Nicholas Jarecki’s Arbitrage is the latest example of an increasingly popular genre: the white-collar white-knuckler, which suggests that since the real thieves today are sitting in corporate boardrooms, paperwork and bargaining can be as tense as any shootout. Arbitrage stars Richard Gere as a renowned venture capitalist who runs into trouble when his attempt to sell his company—combined with an untimely auto accident—threatens to reveal the financial and personal improprieties he’s tried for years to keep from his wife (Susan Sarandon) and daughter/protégée (Brit Marling). Jarecki means to lay bare the arrogance of the powerful, showing how they make deals based on perception, not reality. He does this via a narrative that unfolds over a few days, neatly making all his points about corrupt institutions.
Arbitrage’s main issue isn’t that it’s contrived, it’s that Jarecki is so conventional in his approach to the material. This plot would lend itself well to “last act of Goodfellas” mode, with all the hero’s spinning plates beginning to wobble simultaneously. Instead, Jarecki is thoroughly square, building the film on mano-a-mano confrontations and conversations that advance the story and themes, but do little to shade in his world or jangle the viewers’ nerves. Each new character Jarecki introduces—a demanding mistress, a ruthless rival, the working-class son of a former employee—fills exactly the expected role, primarily by defining how Gere is adept at manipulating people.
To be fair, though, with the cast he has, Jarecki doesn’t need to make his authorial presence known much.

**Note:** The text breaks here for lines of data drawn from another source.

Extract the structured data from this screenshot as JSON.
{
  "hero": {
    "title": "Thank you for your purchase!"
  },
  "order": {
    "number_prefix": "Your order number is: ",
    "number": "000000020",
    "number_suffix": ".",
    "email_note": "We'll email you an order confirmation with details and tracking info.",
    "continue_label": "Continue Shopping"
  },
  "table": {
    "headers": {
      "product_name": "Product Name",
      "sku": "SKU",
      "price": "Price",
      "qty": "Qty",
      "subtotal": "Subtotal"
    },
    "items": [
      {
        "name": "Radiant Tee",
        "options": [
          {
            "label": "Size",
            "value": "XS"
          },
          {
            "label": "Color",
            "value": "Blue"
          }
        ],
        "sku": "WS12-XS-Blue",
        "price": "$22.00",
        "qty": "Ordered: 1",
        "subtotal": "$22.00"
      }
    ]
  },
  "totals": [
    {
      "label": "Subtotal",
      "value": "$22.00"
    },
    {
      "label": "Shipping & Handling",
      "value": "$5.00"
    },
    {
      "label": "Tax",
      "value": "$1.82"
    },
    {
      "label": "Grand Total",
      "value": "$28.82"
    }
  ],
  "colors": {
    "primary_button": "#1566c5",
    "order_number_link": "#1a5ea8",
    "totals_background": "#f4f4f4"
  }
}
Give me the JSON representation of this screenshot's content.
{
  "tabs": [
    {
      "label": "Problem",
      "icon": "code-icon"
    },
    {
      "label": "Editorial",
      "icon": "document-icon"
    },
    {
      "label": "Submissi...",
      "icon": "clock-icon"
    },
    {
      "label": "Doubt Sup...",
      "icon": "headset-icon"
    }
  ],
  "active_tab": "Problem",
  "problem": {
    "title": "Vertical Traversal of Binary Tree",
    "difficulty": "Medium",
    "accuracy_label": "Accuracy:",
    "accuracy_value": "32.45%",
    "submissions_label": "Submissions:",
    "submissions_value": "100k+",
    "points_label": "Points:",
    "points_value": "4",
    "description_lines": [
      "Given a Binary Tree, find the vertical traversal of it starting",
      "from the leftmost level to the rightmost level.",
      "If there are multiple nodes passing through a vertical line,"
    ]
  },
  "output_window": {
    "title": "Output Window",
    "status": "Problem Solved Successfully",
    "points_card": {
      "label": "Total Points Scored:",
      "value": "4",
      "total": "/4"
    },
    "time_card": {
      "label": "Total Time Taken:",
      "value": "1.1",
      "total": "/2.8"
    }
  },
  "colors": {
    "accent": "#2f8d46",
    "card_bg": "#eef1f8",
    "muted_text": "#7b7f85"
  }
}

Between Gere matching wits with a police detective played by Tim Roth, and Gere having to explain himself to the steely Sarandon, Arbitrage is never dull. Gere makes his selfish fat-cat so sympathetic that his horrible choices seem almost comprehensible, while Sarandon works wonders with a small role, illuminating a woman who’s willing to play the part of the devoted wife as long as the situation is mutually beneficial, but not one day longer. As these characters jostle with each other, making demands and swapping lies, Jarecki gets across something meaningful about how for a certain type of person, everything in life is a negotiation.